Omaha officials are still in the process of developing a request for bids for its 2020 solid waste contract.
- The Omaha City Council voted unanimously on Oct. 17 to pay SCS Engineers an estimated $99,000 to work with city officials to develop a request for bids for a waste hauling contract that would affect around 140,000 households, as reported by the Omaha World-Herald.
- While it will be Mayor Jean Stothert's administration that puts out the request for bids, the council will have to approve any contract. The new arrangement is expected to last 10 years and cost over $100 million, according to the Omaha World-Herald. Omaha's current contract with Waste Management is set to expire in 2020.
- Stothert said that she wants automated CNG-powered collection trucks and covered, 96-gallon carts as part of the new contract. Stothert has in the past said she wants yard waste and trash to be collected together, rather than collected separately for composting. Some council members have said they won't support a contract that doesn't include separate yard waste collection and the option for customers to choose smaller carts.
Based on a pilot program in Omaha, where 2,500 homes were given two 96-gallon carts — one for recycling and one for solid waste — Stothert may get her wish for automated collection in the city. According to reports, recycling increased and the carts were "overwhelmingly popular" during the pilot. City officials have repeatedly said that public input would be an important factor in awarding the new contract.

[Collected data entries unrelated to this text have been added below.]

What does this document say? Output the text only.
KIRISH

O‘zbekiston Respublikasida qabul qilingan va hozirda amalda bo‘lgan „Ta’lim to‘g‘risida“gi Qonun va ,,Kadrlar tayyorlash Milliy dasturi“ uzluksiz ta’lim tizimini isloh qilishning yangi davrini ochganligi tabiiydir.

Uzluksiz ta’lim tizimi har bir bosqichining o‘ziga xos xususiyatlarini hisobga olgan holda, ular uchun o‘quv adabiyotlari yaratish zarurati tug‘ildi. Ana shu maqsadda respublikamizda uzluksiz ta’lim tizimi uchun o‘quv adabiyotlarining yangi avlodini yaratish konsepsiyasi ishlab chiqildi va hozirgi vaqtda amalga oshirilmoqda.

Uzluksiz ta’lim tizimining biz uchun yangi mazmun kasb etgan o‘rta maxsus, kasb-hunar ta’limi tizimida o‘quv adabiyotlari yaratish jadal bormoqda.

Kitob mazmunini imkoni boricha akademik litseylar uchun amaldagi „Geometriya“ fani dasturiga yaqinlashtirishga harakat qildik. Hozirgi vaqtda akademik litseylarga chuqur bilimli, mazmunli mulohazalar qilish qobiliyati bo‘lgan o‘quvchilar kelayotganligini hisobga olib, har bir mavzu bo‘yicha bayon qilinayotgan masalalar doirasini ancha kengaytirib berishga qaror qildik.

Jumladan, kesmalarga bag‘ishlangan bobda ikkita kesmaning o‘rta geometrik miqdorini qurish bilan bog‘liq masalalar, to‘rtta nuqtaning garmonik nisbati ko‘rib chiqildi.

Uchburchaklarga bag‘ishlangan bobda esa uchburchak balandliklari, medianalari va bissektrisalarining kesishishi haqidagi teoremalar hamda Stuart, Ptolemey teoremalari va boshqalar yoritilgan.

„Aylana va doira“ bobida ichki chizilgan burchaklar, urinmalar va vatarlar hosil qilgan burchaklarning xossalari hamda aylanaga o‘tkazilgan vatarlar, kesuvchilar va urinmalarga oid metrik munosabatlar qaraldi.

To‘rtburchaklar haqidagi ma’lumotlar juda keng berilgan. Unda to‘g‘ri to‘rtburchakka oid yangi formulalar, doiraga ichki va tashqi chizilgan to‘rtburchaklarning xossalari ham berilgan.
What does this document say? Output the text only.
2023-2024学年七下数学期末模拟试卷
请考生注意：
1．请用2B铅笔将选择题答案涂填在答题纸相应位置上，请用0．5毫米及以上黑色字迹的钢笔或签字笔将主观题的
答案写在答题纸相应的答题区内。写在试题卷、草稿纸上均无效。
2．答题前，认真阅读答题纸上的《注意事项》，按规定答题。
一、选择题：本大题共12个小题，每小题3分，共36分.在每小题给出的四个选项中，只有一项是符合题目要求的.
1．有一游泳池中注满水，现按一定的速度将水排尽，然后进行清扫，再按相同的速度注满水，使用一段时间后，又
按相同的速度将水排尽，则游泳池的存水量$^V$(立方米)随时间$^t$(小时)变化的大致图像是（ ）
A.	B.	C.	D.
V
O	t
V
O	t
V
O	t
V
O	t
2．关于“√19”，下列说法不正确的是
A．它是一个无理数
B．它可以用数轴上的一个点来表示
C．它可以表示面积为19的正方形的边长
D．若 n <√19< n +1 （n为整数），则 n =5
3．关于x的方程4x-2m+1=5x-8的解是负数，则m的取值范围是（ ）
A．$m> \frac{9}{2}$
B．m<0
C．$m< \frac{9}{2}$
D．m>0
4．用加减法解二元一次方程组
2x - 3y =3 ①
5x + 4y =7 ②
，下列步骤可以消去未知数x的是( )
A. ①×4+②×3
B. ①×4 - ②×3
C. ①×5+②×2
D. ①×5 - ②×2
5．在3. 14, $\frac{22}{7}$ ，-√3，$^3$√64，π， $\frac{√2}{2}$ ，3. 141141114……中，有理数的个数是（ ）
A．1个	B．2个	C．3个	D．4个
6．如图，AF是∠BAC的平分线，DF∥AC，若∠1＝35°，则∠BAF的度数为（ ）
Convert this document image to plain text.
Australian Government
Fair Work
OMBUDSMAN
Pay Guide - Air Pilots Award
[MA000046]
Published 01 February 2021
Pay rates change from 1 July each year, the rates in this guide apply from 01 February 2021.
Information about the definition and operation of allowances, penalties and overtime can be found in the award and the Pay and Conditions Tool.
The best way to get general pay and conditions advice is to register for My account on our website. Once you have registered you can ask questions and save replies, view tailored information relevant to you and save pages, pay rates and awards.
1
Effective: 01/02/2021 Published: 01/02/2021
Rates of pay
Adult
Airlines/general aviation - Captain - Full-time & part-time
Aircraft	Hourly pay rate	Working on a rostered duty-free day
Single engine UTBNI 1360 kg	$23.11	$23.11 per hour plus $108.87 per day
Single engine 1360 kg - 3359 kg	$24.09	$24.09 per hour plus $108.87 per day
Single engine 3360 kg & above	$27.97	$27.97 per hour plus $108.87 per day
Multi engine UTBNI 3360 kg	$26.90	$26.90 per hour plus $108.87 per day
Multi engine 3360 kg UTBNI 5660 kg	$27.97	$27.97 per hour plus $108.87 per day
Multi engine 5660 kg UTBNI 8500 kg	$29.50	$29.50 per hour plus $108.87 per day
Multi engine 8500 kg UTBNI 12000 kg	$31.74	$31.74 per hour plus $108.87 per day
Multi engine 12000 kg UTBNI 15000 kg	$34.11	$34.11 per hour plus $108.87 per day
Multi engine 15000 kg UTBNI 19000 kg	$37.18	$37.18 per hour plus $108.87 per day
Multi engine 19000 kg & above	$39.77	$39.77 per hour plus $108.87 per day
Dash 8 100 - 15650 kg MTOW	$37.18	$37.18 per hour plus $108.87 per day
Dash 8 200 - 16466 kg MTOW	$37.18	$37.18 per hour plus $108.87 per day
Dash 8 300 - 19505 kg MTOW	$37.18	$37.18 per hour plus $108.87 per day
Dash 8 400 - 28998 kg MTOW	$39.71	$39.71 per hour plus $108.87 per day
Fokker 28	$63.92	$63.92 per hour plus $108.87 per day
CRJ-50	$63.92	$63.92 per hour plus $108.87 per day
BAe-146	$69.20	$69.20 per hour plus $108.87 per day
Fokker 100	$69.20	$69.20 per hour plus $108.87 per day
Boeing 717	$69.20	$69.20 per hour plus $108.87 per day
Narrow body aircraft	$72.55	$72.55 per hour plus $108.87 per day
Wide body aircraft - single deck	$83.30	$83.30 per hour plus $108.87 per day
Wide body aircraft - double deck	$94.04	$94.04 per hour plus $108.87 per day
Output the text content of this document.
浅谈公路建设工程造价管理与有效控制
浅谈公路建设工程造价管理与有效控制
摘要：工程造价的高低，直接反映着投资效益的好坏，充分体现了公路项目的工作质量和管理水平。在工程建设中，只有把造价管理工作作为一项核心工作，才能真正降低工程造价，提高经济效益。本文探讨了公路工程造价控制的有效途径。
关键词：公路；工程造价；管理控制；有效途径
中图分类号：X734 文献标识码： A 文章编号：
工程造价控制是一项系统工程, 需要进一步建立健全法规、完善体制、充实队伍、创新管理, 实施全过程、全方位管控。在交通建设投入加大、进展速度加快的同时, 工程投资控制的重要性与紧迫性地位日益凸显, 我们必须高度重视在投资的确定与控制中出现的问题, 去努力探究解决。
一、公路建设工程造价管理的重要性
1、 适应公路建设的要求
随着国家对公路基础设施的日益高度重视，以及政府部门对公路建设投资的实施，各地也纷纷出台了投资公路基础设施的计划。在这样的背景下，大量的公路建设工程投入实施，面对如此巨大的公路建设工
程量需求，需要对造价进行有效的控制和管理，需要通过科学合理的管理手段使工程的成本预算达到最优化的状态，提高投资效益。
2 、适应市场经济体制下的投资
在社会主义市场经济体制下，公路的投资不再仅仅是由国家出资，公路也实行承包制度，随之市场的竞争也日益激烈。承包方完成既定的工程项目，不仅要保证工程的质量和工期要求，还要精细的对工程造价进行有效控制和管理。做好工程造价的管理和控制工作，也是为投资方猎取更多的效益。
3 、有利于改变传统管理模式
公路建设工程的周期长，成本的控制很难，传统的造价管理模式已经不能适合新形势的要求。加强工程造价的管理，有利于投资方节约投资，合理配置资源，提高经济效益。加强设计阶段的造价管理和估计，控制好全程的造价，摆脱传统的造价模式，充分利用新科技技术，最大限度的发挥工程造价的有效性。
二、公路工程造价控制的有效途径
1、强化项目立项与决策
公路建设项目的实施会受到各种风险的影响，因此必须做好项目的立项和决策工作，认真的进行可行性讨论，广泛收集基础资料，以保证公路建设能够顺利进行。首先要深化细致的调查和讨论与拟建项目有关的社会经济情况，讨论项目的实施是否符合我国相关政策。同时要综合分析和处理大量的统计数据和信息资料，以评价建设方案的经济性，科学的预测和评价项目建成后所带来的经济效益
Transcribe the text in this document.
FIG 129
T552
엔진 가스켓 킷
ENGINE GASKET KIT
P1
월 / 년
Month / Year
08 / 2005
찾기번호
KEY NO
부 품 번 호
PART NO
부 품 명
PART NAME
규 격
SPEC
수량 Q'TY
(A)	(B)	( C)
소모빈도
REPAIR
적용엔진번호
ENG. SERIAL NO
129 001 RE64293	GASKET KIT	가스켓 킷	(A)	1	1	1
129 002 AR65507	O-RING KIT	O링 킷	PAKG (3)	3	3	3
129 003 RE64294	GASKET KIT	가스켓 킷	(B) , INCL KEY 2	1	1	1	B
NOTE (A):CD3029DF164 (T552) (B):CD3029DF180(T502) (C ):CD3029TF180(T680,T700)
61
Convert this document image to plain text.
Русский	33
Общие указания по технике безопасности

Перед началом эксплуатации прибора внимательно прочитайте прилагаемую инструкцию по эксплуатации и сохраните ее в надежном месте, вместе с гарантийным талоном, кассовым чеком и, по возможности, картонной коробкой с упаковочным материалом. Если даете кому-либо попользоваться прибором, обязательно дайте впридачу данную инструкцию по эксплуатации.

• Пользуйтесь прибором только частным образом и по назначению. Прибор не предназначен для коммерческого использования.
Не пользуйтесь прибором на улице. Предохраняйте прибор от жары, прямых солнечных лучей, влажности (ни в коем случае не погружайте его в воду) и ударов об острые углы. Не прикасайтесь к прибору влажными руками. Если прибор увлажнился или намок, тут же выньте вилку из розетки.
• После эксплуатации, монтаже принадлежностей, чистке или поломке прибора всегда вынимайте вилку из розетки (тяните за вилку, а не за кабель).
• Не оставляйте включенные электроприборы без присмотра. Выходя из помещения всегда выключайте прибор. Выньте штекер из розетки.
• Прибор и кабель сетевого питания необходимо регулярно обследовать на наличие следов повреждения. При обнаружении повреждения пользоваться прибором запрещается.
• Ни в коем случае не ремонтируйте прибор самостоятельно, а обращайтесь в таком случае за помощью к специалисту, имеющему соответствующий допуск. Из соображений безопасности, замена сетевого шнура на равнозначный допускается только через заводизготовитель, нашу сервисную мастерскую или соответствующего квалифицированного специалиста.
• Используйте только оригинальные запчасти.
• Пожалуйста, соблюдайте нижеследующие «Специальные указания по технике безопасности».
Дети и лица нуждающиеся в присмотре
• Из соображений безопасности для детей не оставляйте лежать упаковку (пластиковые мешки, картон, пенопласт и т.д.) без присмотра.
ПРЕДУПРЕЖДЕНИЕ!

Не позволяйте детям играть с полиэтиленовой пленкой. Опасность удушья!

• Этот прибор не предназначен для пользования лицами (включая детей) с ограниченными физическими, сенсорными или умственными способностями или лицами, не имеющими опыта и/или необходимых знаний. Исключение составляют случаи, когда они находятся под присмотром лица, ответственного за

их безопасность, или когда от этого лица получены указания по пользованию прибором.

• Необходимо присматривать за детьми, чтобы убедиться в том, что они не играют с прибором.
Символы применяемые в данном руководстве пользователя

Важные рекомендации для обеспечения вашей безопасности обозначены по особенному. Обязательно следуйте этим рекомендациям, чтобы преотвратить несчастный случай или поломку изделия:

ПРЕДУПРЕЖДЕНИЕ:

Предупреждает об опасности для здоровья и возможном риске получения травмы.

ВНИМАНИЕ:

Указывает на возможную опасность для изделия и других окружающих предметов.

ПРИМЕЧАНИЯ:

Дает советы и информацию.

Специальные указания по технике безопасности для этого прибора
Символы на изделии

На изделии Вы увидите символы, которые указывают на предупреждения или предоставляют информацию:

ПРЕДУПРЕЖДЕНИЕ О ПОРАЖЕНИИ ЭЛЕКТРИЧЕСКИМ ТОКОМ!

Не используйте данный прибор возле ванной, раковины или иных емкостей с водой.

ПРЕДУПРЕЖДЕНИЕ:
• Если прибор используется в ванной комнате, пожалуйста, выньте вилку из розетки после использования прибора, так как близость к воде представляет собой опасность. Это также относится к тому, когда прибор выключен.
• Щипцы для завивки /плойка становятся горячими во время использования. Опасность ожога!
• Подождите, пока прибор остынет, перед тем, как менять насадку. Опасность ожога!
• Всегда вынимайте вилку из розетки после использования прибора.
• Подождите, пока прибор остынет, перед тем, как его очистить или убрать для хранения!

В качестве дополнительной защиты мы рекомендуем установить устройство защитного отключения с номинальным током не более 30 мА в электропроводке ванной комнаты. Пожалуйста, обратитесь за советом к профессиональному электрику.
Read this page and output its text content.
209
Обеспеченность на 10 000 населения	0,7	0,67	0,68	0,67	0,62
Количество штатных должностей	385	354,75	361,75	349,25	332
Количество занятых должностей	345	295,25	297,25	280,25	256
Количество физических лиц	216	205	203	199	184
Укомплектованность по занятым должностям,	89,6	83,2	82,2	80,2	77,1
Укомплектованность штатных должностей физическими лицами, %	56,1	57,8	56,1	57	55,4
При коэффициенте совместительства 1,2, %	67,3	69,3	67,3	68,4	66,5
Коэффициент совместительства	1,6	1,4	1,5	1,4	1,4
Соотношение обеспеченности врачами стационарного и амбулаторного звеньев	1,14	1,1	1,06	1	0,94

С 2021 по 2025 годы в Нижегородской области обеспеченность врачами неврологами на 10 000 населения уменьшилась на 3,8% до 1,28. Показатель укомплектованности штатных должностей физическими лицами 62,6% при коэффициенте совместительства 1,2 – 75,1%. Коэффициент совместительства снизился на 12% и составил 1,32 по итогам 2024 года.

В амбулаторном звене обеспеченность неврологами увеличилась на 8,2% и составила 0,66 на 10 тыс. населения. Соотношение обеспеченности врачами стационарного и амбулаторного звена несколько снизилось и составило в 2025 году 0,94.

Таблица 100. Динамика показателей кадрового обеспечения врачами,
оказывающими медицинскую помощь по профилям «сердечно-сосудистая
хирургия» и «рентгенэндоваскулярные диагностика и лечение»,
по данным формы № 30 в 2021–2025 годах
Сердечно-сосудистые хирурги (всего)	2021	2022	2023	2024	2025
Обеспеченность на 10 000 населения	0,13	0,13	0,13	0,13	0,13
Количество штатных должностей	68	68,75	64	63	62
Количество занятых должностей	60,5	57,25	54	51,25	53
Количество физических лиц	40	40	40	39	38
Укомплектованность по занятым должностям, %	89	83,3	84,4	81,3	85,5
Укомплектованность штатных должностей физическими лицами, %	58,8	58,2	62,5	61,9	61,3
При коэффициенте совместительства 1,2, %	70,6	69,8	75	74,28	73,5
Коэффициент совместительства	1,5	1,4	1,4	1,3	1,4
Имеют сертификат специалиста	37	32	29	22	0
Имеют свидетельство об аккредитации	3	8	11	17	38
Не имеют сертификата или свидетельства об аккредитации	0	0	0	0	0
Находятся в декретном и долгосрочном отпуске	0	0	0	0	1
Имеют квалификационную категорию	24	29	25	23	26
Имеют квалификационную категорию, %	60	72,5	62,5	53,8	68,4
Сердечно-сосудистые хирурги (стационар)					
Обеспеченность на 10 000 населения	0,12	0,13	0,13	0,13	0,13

Additionally, a study commissioned by city officials showed that co-collecting yard waste was cheaper and greener because it required fewer trucks on the road. Omaha started co-collecting yard waste after complaints of service delays when yard waste was collected separately, though that was intended to be a stopgap measure. Plans to restart separate collection of yard waste were delayed in June this year because of a driver shortage in the city — and Omaha isn't alone in facing that shortage. While federal action and technological innovations may start to close the gap between the number of drivers and the number of needed drivers, the issue won't be solved overnight.
The potential evolution toward automated CNG vehicles and larger recycling carts in Nebraska's largest city, combined with competing interests from city officials, will make Omaha's bidding process an interesting one to watch. The city's goal is to begin soliciting bids next year, and potentially begin preparing for changes to the system in 2019, ahead of the current contract's 2020 expiration date.